Information empowerment begins with access, but goes further in the following ways: 1 empowerment means that there are data bases designed to answer the questions being raised by people in poverty and people fighting forms of exploitation and oppression; 2. empowerment means that we have enough grass roots people online engaging in conferences for the sharing of experiences and forging the levels of consensus necessary for informed united civic action; 3. empowerment means grass roots groups utilizing the technology to engage in publishing newsletters at the grass roots level with the required technical skill to take advantage of the data bases and graphics available on the highway; 4. empowerment means that education is transformed based on a new formula: every student has a computer, every school has computer labs, every class room is smart, and every teacher gets summer and weekend workshops to keep up (we need to go way past the innovations that followed the Soviet Sputnik crisis of 1 95 empowerment means a new kind of library system by which the library is a technical service institution guiding people to information, training them, sending organizers out to transform the community into an electronically smart space of human habitation, and, as it has been, a repository of hard copy.
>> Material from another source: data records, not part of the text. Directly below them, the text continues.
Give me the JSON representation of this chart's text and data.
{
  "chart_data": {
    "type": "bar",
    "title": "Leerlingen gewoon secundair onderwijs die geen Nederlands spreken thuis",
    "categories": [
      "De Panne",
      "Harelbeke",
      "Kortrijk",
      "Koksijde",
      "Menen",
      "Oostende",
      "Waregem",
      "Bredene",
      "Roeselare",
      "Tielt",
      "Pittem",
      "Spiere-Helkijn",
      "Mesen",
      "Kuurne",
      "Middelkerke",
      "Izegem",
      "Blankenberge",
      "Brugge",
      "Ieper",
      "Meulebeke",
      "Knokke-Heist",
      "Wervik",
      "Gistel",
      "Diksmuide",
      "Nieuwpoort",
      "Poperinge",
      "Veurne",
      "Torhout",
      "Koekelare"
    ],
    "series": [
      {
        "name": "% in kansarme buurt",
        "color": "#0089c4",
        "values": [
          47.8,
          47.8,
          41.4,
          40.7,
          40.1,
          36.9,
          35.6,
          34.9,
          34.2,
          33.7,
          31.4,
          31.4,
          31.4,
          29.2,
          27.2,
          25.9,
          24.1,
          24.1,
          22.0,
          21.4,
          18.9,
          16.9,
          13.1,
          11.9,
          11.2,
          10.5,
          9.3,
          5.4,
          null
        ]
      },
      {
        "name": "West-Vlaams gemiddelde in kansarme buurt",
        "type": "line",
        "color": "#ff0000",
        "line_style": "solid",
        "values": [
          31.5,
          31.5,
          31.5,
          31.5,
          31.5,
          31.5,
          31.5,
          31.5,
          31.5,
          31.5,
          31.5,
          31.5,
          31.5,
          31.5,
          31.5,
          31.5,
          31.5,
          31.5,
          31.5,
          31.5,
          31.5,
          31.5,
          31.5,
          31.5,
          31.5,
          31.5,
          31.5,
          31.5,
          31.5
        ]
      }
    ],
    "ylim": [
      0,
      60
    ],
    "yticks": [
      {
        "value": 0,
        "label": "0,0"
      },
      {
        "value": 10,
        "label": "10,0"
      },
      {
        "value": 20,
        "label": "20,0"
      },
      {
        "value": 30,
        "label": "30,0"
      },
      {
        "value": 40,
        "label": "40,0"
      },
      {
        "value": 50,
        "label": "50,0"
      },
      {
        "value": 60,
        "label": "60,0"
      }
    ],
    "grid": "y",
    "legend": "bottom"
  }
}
Overall, information empowerment is not a technical matter, but a matter of politics, of morality, of action. Not only do we have to make this superhighway free, we have to change the society in which it operates so it's possible to have information empowerment.

However, the likelihood is that we're going to get an information railroad and not an information highway. The railroad was the major 19th century transportation breakthrough of industrialization in the USA. It was made possible by the federal ~government giving millions of acres of public land free to private corporations to build railroads (from 1862-72 Congress gave away 100 million acres!), and then allowed them to charge the public fees to ride or ship freight. At a latter stage, based on automobile technology, the government built and continues to maintain the highways we are all free to enter. If the information revolution is a highway we should all be able to get on free, but since we are being expected to pay a fee its a railroad and not a highway.

Let's make this forum a beginning in our fight for a truly free and universal information highway. And more, we need to fight for free and just society. Our options are still open, so we must act now. Toward this end, we need to have forums like this in all of our local communities as soon as possible.